Les trois autres garçons du foyer Chaumette monteront au front. Tous auront leur vie épargnée ! D'autres n'auront pas cette chance. Dans la commune la saignée sera terrible ; plus d'une trentaine d'hommes n'en reviendra pas et beaucoup de survivants porteront jusqu'à leur dernier jour dans leur chair et dans leur esprit les stigmates de cet effroyable conflit.
Après le Bergeracois c'est la contrée de Sainte Orse qui, à son tour, accueille le prêtre ; peut-être a-t-il voulu se rapprocher d'Alfred qui semble s'enraciner dans son pays de Nailhac.

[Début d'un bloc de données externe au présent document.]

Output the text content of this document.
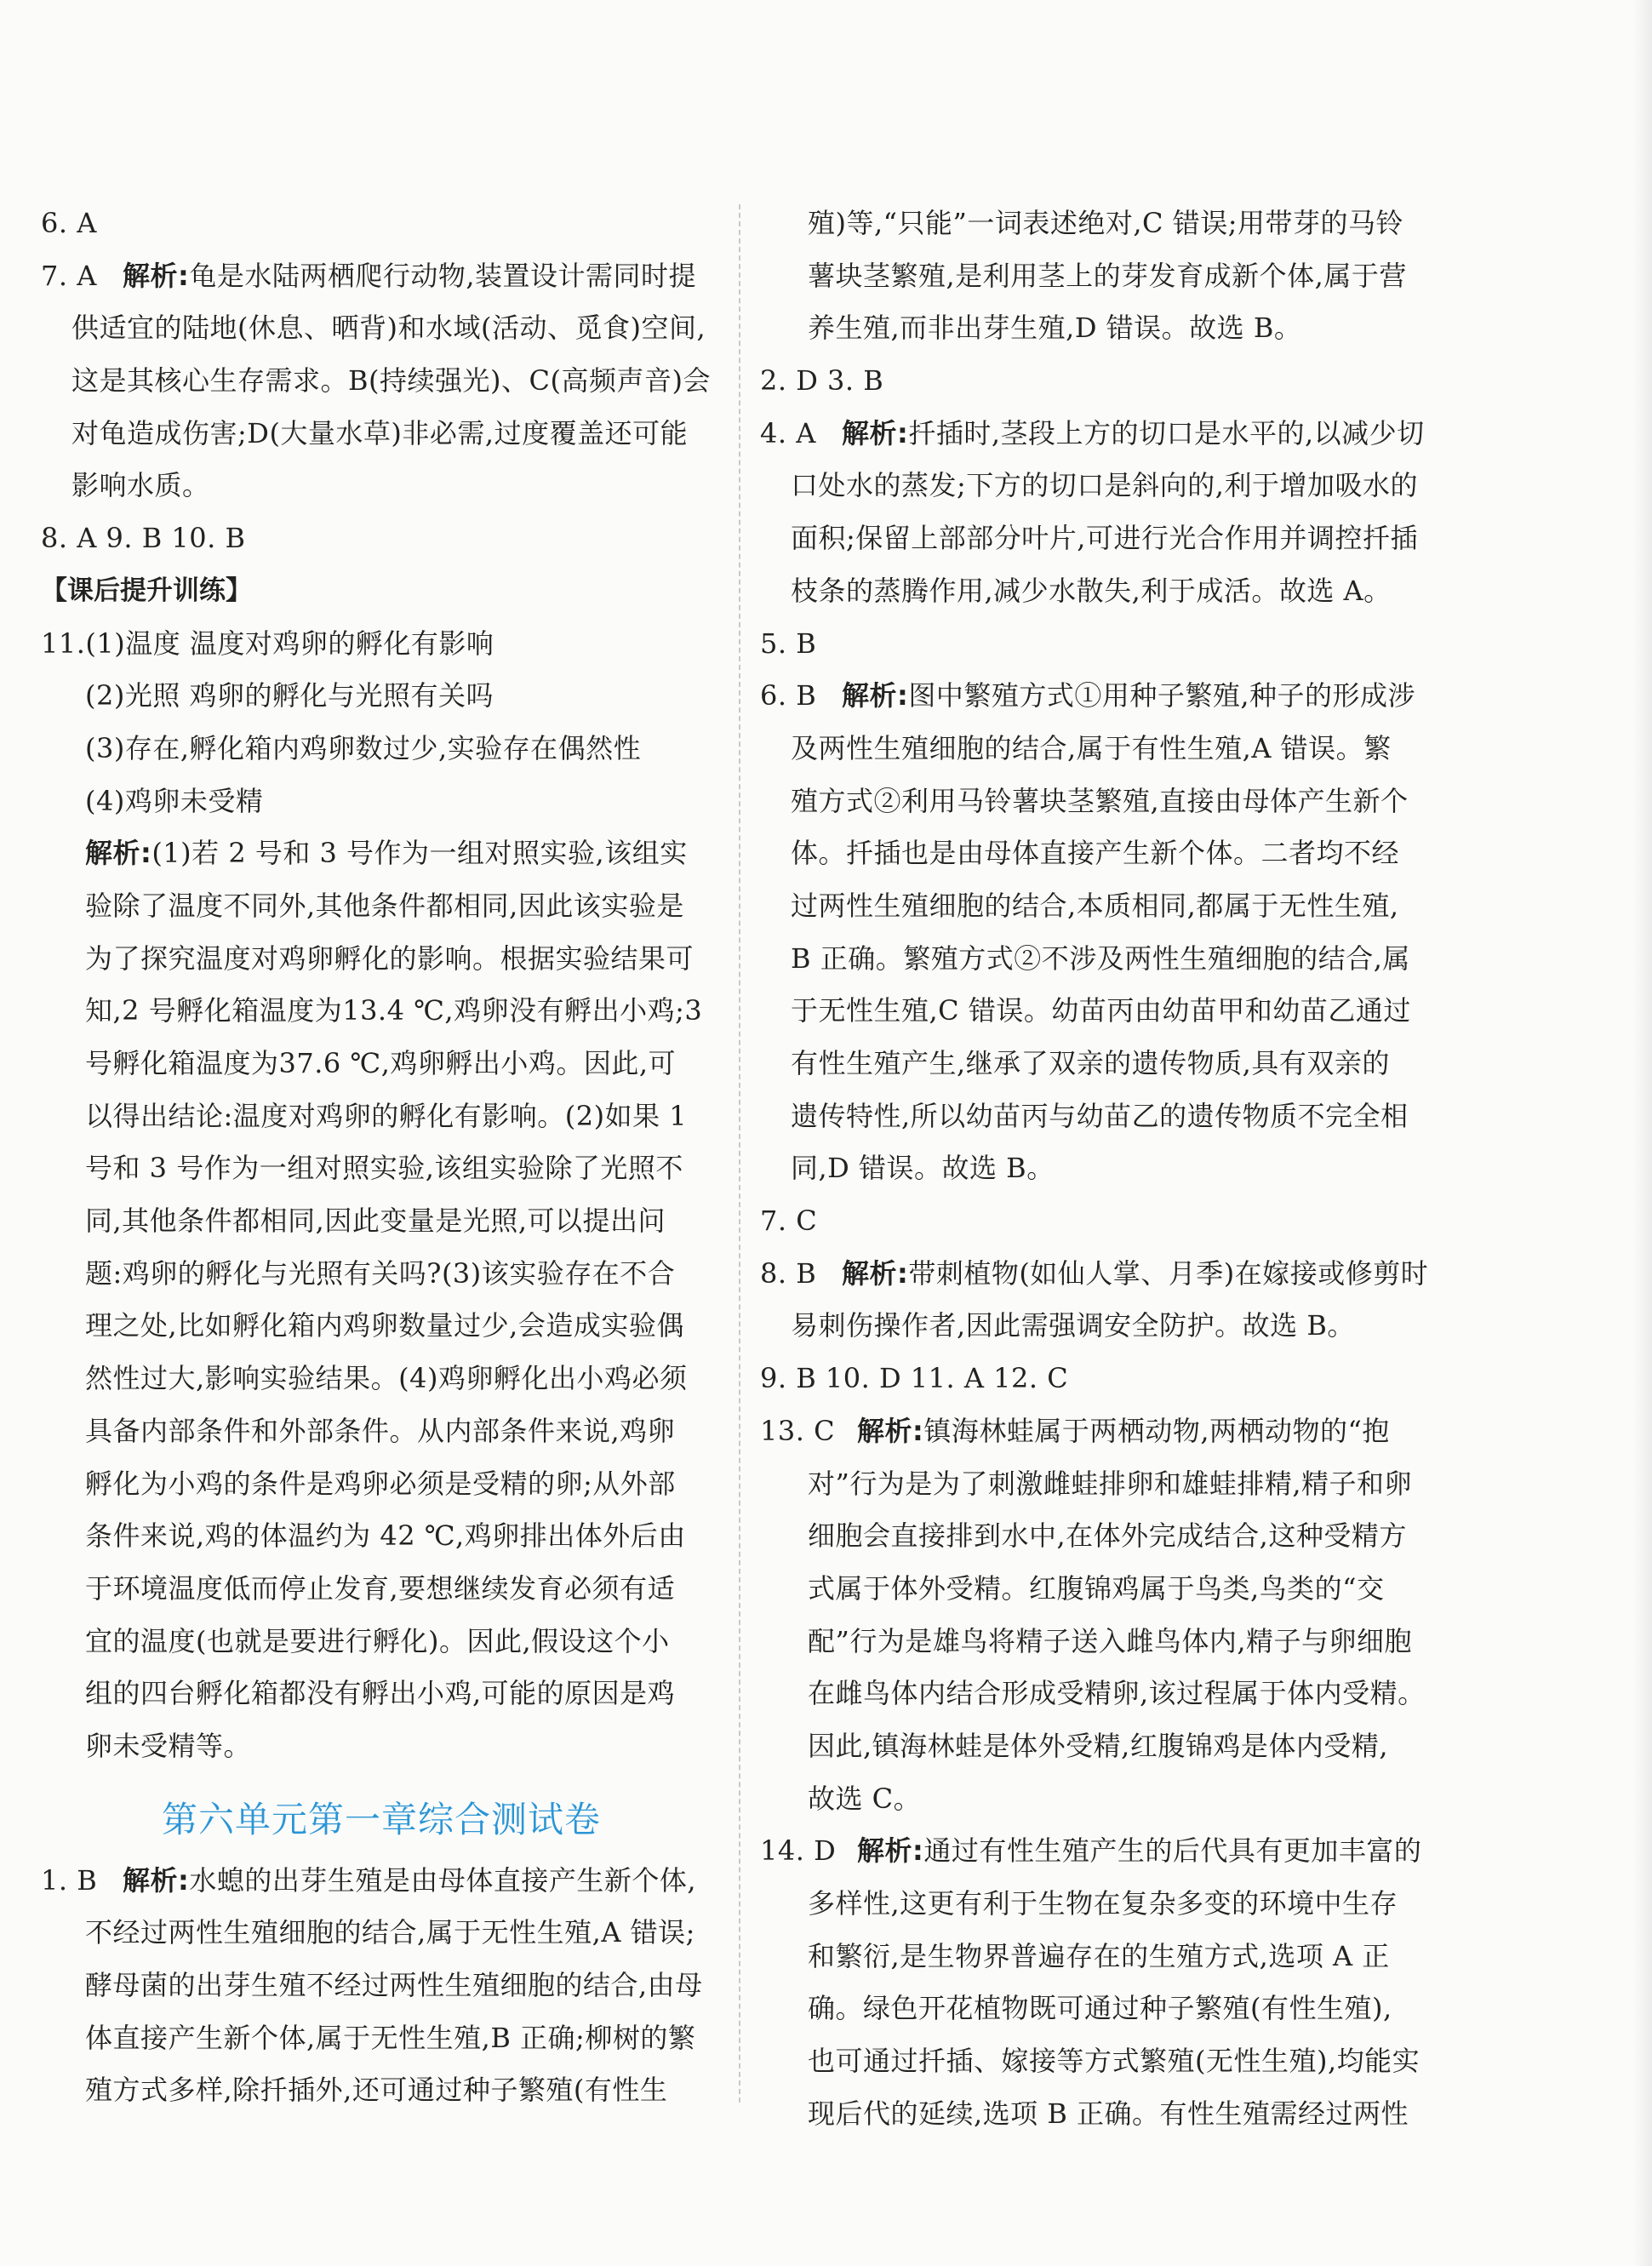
6. A
7. A 解析:龟是水陆两栖爬行动物,装置设计需同时提
供适宜的陆地(休息、晒背)和水域(活动、觅食)空间,
这是其核心生存需求。B(持续强光)、C(高频声音)会
对龟造成伤害;D(大量水草)非必需,过度覆盖还可能
影响水质。
8. A 9. B 10. B
【课后提升训练】
11.(1)温度 温度对鸡卵的孵化有影响
(2)光照 鸡卵的孵化与光照有关吗
(3)存在,孵化箱内鸡卵数过少,实验存在偶然性
(4)鸡卵未受精
解析:(1)若 2 号和 3 号作为一组对照实验,该组实
验除了温度不同外,其他条件都相同,因此该实验是
为了探究温度对鸡卵孵化的影响。根据实验结果可
知,2 号孵化箱温度为13.4 ℃,鸡卵没有孵出小鸡;3
号孵化箱温度为37.6 ℃,鸡卵孵出小鸡。因此,可
以得出结论:温度对鸡卵的孵化有影响。(2)如果 1
号和 3 号作为一组对照实验,该组实验除了光照不
同,其他条件都相同,因此变量是光照,可以提出问
题:鸡卵的孵化与光照有关吗?(3)该实验存在不合
理之处,比如孵化箱内鸡卵数量过少,会造成实验偶
然性过大,影响实验结果。(4)鸡卵孵化出小鸡必须
具备内部条件和外部条件。从内部条件来说,鸡卵
孵化为小鸡的条件是鸡卵必须是受精的卵;从外部
条件来说,鸡的体温约为 42 ℃,鸡卵排出体外后由
于环境温度低而停止发育,要想继续发育必须有适
宜的温度(也就是要进行孵化)。因此,假设这个小
组的四台孵化箱都没有孵出小鸡,可能的原因是鸡
卵未受精等。
第六单元第一章综合测试卷
1. B 解析:水螅的出芽生殖是由母体直接产生新个体,
不经过两性生殖细胞的结合,属于无性生殖,A 错误;
酵母菌的出芽生殖不经过两性生殖细胞的结合,由母
体直接产生新个体,属于无性生殖,B 正确;柳树的繁
殖方式多样,除扦插外,还可通过种子繁殖(有性生
殖)等,“只能”一词表述绝对,C 错误;用带芽的马铃
薯块茎繁殖,是利用茎上的芽发育成新个体,属于营
养生殖,而非出芽生殖,D 错误。故选 B。
2. D 3. B
4. A 解析:扦插时,茎段上方的切口是水平的,以减少切
口处水的蒸发;下方的切口是斜向的,利于增加吸水的
面积;保留上部部分叶片,可进行光合作用并调控扦插
枝条的蒸腾作用,减少水散失,利于成活。故选 A。
5. B
6. B 解析:图中繁殖方式①用种子繁殖,种子的形成涉
及两性生殖细胞的结合,属于有性生殖,A 错误。繁
殖方式②利用马铃薯块茎繁殖,直接由母体产生新个
体。扦插也是由母体直接产生新个体。二者均不经
过两性生殖细胞的结合,本质相同,都属于无性生殖,
B 正确。繁殖方式②不涉及两性生殖细胞的结合,属
于无性生殖,C 错误。幼苗丙由幼苗甲和幼苗乙通过
有性生殖产生,继承了双亲的遗传物质,具有双亲的
遗传特性,所以幼苗丙与幼苗乙的遗传物质不完全相
同,D 错误。故选 B。
7. C
8. B 解析:带刺植物(如仙人掌、月季)在嫁接或修剪时
易刺伤操作者,因此需强调安全防护。故选 B。
9. B 10. D 11. A 12. C
13. C 解析:镇海林蛙属于两栖动物,两栖动物的“抱
对”行为是为了刺激雌蛙排卵和雄蛙排精,精子和卵
细胞会直接排到水中,在体外完成结合,这种受精方
式属于体外受精。红腹锦鸡属于鸟类,鸟类的“交
配”行为是雄鸟将精子送入雌鸟体内,精子与卵细胞
在雌鸟体内结合形成受精卵,该过程属于体内受精。
因此,镇海林蛙是体外受精,红腹锦鸡是体内受精,
故选 C。
14. D 解析:通过有性生殖产生的后代具有更加丰富的
多样性,这更有利于生物在复杂多变的环境中生存
和繁衍,是生物界普遍存在的生殖方式,选项 A 正
确。绿色开花植物既可通过种子繁殖(有性生殖),
也可通过扦插、嫁接等方式繁殖(无性生殖),均能实
现后代的延续,选项 B 正确。有性生殖需经过两性
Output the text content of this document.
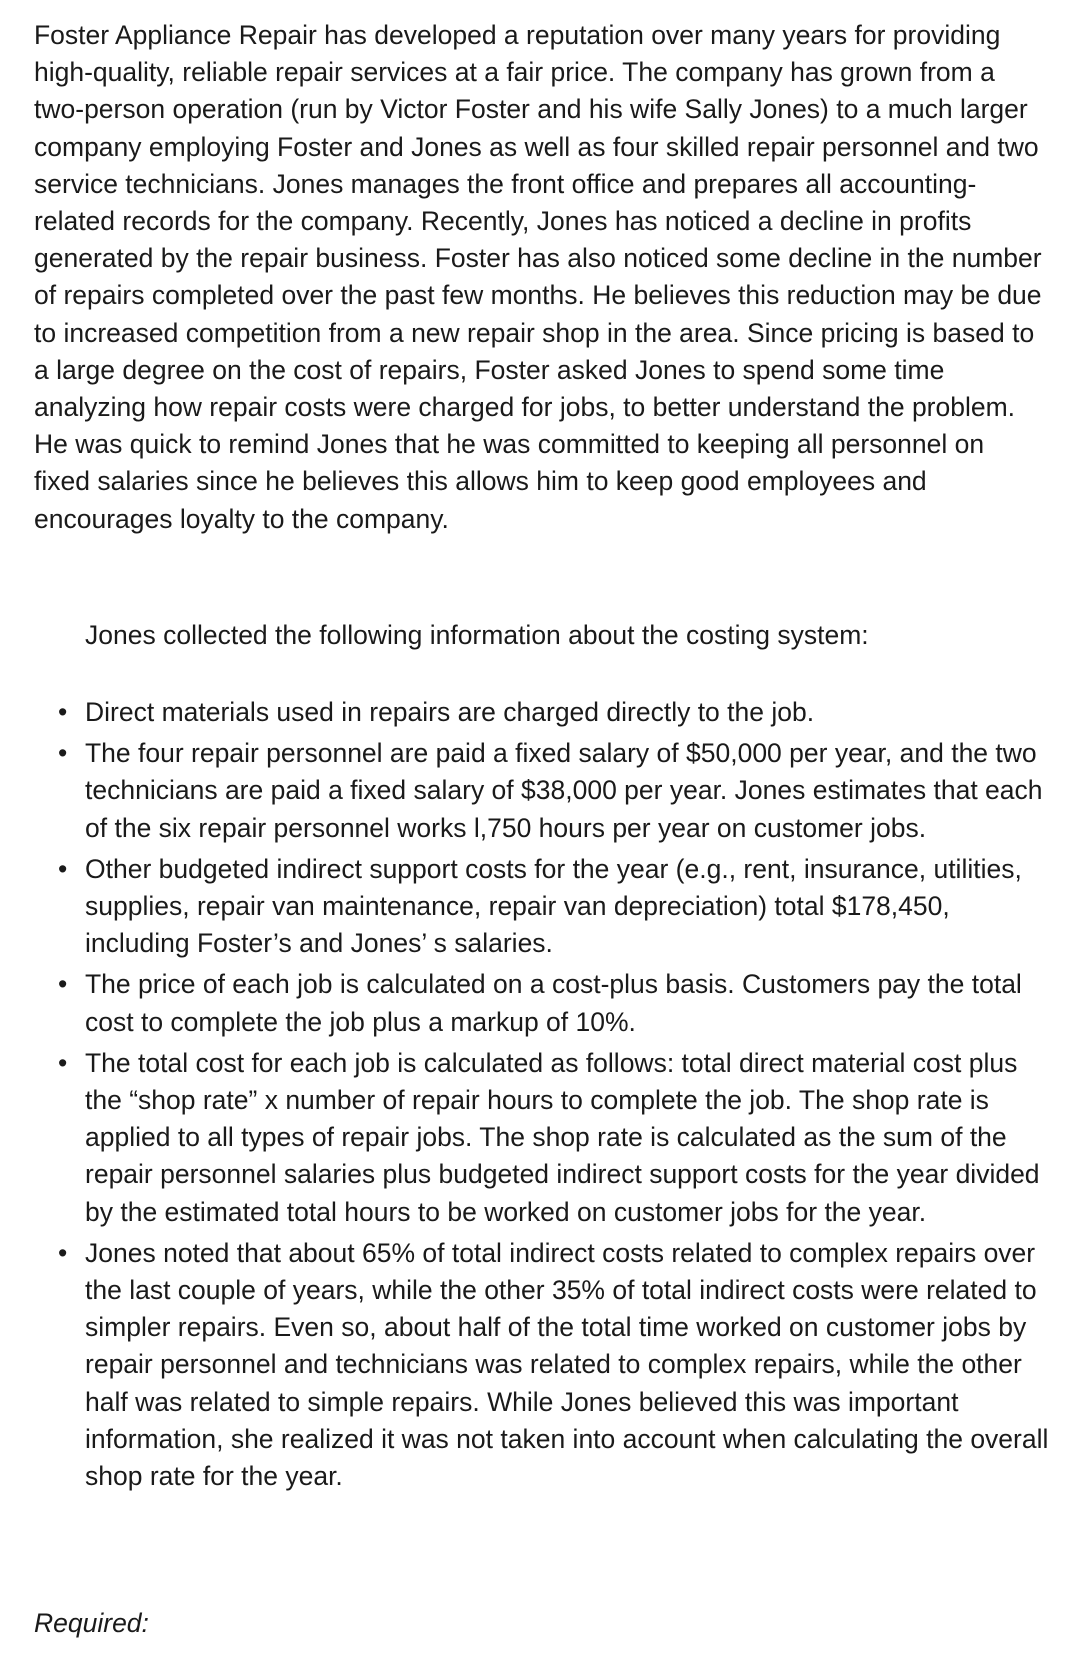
Foster Appliance Repair has developed a reputation over many years for providing high-quality, reliable repair services at a fair price. The company has grown from a two-person operation (run by Victor Foster and his wife Sally Jones) to a much larger company employing Foster and Jones as well as four skilled repair personnel and two service technicians. Jones manages the front office and prepares all accounting-related records for the company. Recently, Jones has noticed a decline in profits generated by the repair business. Foster has also noticed some decline in the number of repairs completed over the past few months. He believes this reduction may be due to increased competition from a new repair shop in the area. Since pricing is based to a large degree on the cost of repairs, Foster asked Jones to spend some time analyzing how repair costs were charged for jobs, to better understand the problem. He was quick to remind Jones that he was committed to keeping all personnel on fixed salaries since he believes this allows him to keep good employees and encourages loyalty to the company.

Jones collected the following information about the costing system:

• Direct materials used in repairs are charged directly to the job.
• The four repair personnel are paid a fixed salary of $50,000 per year, and the two technicians are paid a fixed salary of $38,000 per year. Jones estimates that each of the six repair personnel works l,750 hours per year on customer jobs.
• Other budgeted indirect support costs for the year (e.g., rent, insurance, utilities, supplies, repair van maintenance, repair van depreciation) total $178,450, including Foster’s and Jones’ s salaries.
• The price of each job is calculated on a cost-plus basis. Customers pay the total cost to complete the job plus a markup of 10%.
• The total cost for each job is calculated as follows: total direct material cost plus the “shop rate” x number of repair hours to complete the job. The shop rate is applied to all types of repair jobs. The shop rate is calculated as the sum of the repair personnel salaries plus budgeted indirect support costs for the year divided by the estimated total hours to be worked on customer jobs for the year.
• Jones noted that about 65% of total indirect costs related to complex repairs over the last couple of years, while the other 35% of total indirect costs were related to simpler repairs. Even so, about half of the total time worked on customer jobs by repair personnel and technicians was related to complex repairs, while the other half was related to simple repairs. While Jones believed this was important information, she realized it was not taken into account when calculating the overall shop rate for the year.

Required:
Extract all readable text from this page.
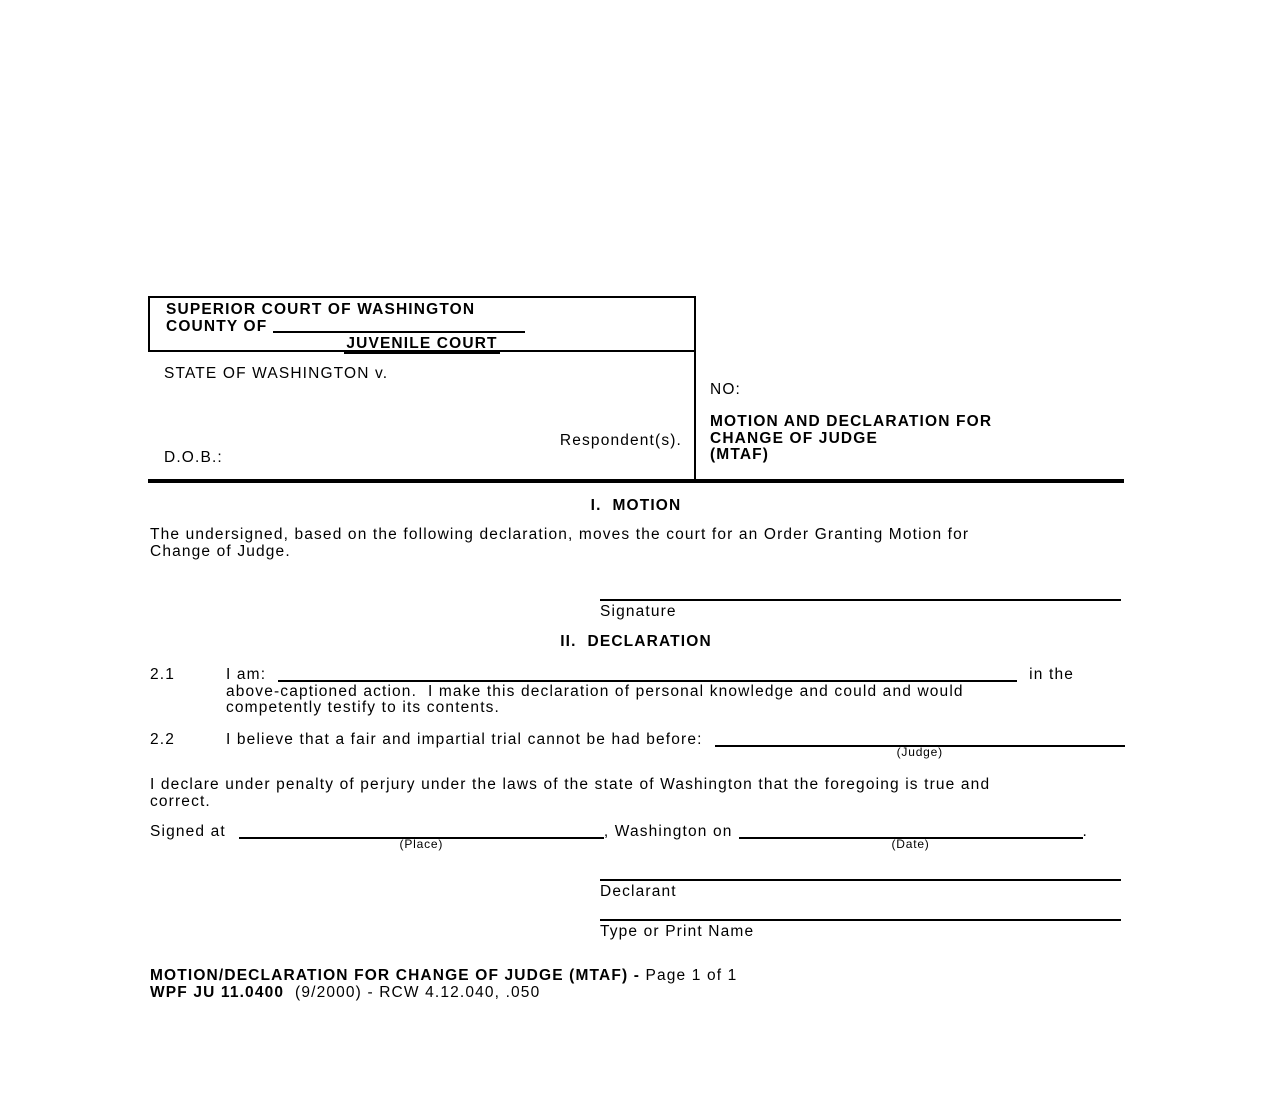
SUPERIOR COURT OF WASHINGTON
COUNTY OF
JUVENILE COURT
STATE OF WASHINGTON v.
Respondent(s).
D.O.B.:
NO:
MOTION AND DECLARATION FOR
CHANGE OF JUDGE
(MTAF)
I.  MOTION
The undersigned, based on the following declaration, moves the court for an Order Granting Motion for
Change of Judge.
Signature
II.  DECLARATION
2.1	I am:	in the
above-captioned action.  I make this declaration of personal knowledge and could and would
competently testify to its contents.
2.2	I believe that a fair and impartial trial cannot be had before:
(Judge)
I declare under penalty of perjury under the laws of the state of Washington that the foregoing is true and
correct.
Signed at
(Place)
, Washington on
(Date)
.
Declarant
Type or Print Name
MOTION/DECLARATION FOR CHANGE OF JUDGE (MTAF) - Page 1 of 1
WPF JU 11.0400  (9/2000) - RCW 4.12.040, .050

Outre Ste Orse, Gabriel a en charge Gabillou et Chourgnac d'Ans. Ces communes du Causse Périgourdin lui rappellent sans doute son Paussac natal avec leurs coteaux et plateaux secs et pierreux, leurs vallons propices aux cultures et leurs ruisseaux maigrelets. S'est-il enflammé, lui qui a déjà quelque expérience des cavernes, pour les innombrables grottes et gouffres que recèle cette contrée où il va officier près d'une dizaine d'années ? Plus personne aujourd'hui ne pourrait l'affirmer .
La proximité géographique des deux frères incite à cette époque leurs proches à braver les kilomètres pour rendre visite à leurs fils et fille, frères et oncles. Irène Chaumette,
85 printemps cette année, a conservé un vif souvenir de ces déplacements en autobus et de ses séjours chez Alfred et Gabriel.
Sa sœur et elle continueront longtemps encore à fréquenter le plus jeune des deux oncles surtout à partir de 1933-34, date à laquelle il est nommé curé-doyen de Montagrier. « On allait souvent le voir : il nous invitait pour les grandes fêtes religieuses et les communions et il nous renseignait sur les dates des bals dans sa commune. » Ceux qui ont bien connu Gabriel le confirment unanimement : « c'était un bon vivant qui ne dédaignait pas les plaisirs de la table et ne boudait pas les bonnes bouteilles ; un authentique curé de campagne en somme .»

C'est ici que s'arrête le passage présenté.